Oldsters are inundated with suggested ways to strengthen noggin skills. Some sound draconian, some silly, others snake oily. But the latest I recently heard about, fasting two days per month, got my attention. Complementing extensive research being conducted in Europe and Australia, a study conducted by USC's Leonard Davis School of Gerontology and reported in the September 2022 issue of "Cell Reports," found dietary cycles that mimic fasting appear to reduce signs of Alzheimer's in mice genetically engineered to develop the illness. "Mice that had undergone several cycles of a fasting diet had lower levels of two major hallmarks of the disease: amyloid beta – the primary driver of plaque buildup in the brain – and hyperphosphorylated tau protein, which forms tangles in the brain. They also found that brain inflammation lessened, and the fasting mice performed better on cognitive tests compared to the mice that were fed a standard diet." And get this, the fasting mice finished WORDLE in two tries and could say hyperphosphorylated fast, three times!
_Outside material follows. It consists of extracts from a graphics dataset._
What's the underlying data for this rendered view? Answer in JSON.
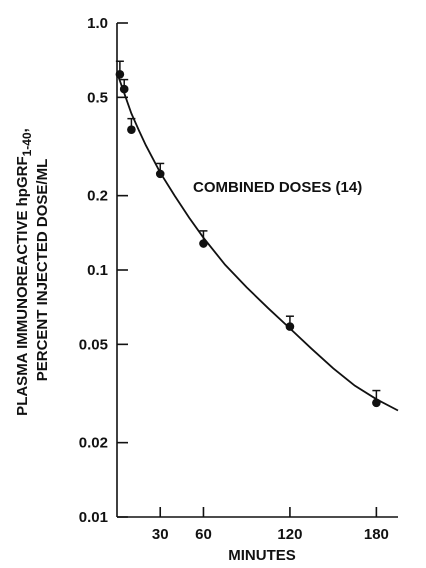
{
  "chart_data": {
    "type": "scatter",
    "title": "",
    "xlabel": "MINUTES",
    "ylabel_line1": "PLASMA IMMUNOREACTIVE hpGRF",
    "ylabel_subscript": "1-40",
    "ylabel_suffix": ",",
    "ylabel_line2": "PERCENT INJECTED DOSE/ML",
    "yscale": "log",
    "xlim": [
      0,
      195
    ],
    "ylim": [
      0.01,
      1.0
    ],
    "x_ticks": [
      30,
      60,
      120,
      180
    ],
    "x_tick_labels": [
      "30",
      "60",
      "120",
      "180"
    ],
    "y_ticks": [
      0.01,
      0.02,
      0.05,
      0.1,
      0.2,
      0.5,
      1.0
    ],
    "y_tick_labels": [
      "0.01",
      "0.02",
      "0.05",
      "0.1",
      "0.2",
      "0.5",
      "1.0"
    ],
    "annotation": "COMBINED DOSES (14)",
    "points": [
      {
        "x": 2,
        "y": 0.62,
        "err": 0.08
      },
      {
        "x": 5,
        "y": 0.54,
        "err": 0.05
      },
      {
        "x": 10,
        "y": 0.37,
        "err": 0.04
      },
      {
        "x": 30,
        "y": 0.245,
        "err": 0.025
      },
      {
        "x": 60,
        "y": 0.128,
        "err": 0.016
      },
      {
        "x": 120,
        "y": 0.059,
        "err": 0.006
      },
      {
        "x": 180,
        "y": 0.029,
        "err": 0.0035
      }
    ],
    "fit_curve": {
      "x": [
        0,
        5,
        10,
        15,
        20,
        30,
        40,
        50,
        60,
        75,
        90,
        105,
        120,
        135,
        150,
        165,
        180,
        195
      ],
      "y": [
        0.63,
        0.52,
        0.43,
        0.37,
        0.32,
        0.248,
        0.2,
        0.163,
        0.135,
        0.105,
        0.085,
        0.07,
        0.058,
        0.048,
        0.04,
        0.034,
        0.03,
        0.027
      ]
    }
  }
}
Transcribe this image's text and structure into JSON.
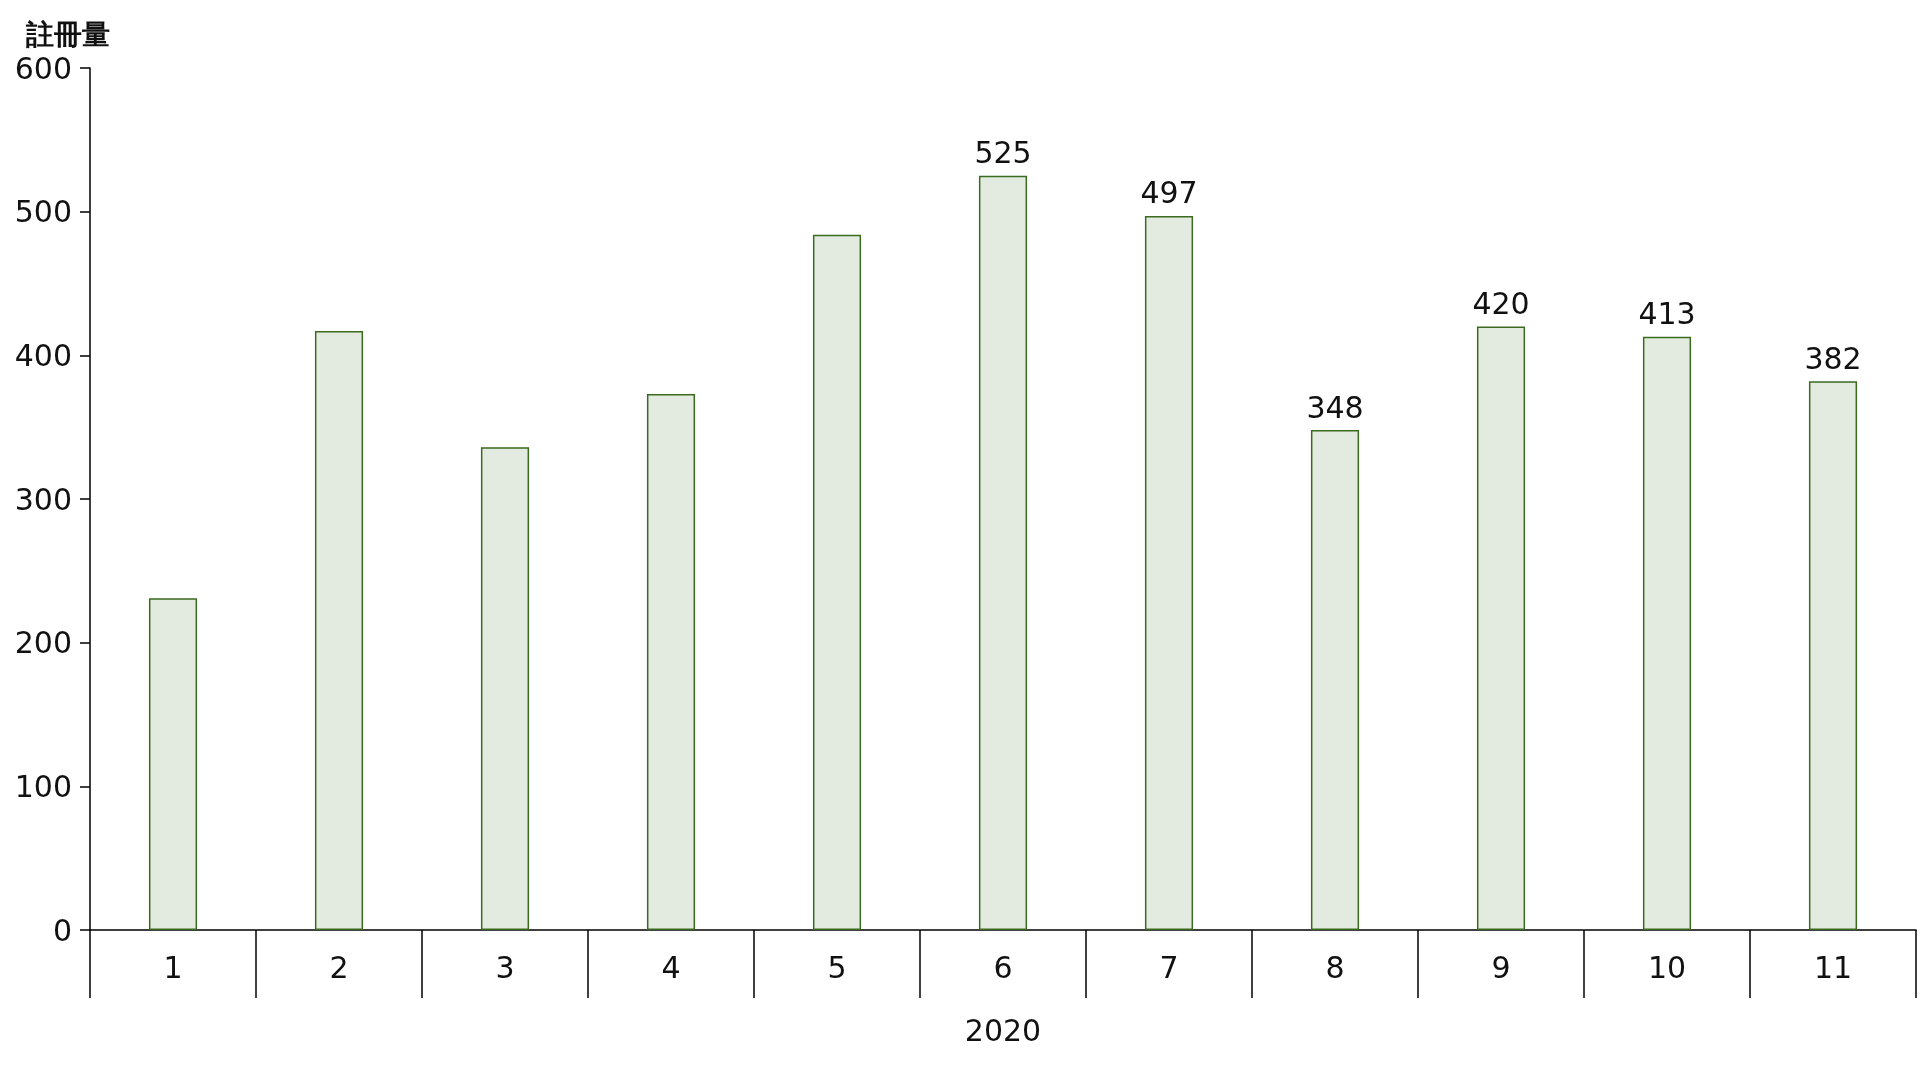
{
  "chart_data": {
    "type": "bar",
    "ylabel": "註冊量",
    "xlabel": "2020",
    "categories": [
      "1",
      "2",
      "3",
      "4",
      "5",
      "6",
      "7",
      "8",
      "9",
      "10",
      "11"
    ],
    "values": [
      231,
      417,
      336,
      373,
      484,
      525,
      497,
      348,
      420,
      413,
      382
    ],
    "value_labels": [
      null,
      null,
      null,
      null,
      null,
      "525",
      "497",
      "348",
      "420",
      "413",
      "382"
    ],
    "color": "#3a6b1e",
    "ylim": [
      0,
      600
    ],
    "yticks": [
      0,
      100,
      200,
      300,
      400,
      500,
      600
    ],
    "grid": false
  }
}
Just kidding.

There is another approach, though it has yet to be vetted by rigorous studies in highbrow medical research centers. Let's call it the "joie de vivre" technique, the French culture's penchant to give everything a classy and intriguing name that somehow makes any gaffe, frog leg, faux pas or ailment seem chic and desirable rather than, as in this case, the possible symptom of a deadly disease. Forget about the decidedly déclassé moniker "brain fart." Instead, let's go with "esprit d'escalier." The French define it as coming up with the perfect repartee, the exact right thing to say but, sadly, after the fact as you're headed down the metaphorical stairs or the hiking trail.

To avoid after-the-fact, to get ahead of esprit d'escalier in health and in life, means leading with esprit. Stay up to date on, need I say, names as well as recommended lifestyle changes, tests and, when necessary, medications for what ails us. In the meantime, all the things we forgot to say or didn't think to say or thought to say too late...say them now, before we descend the ultimate staircase. Allons y!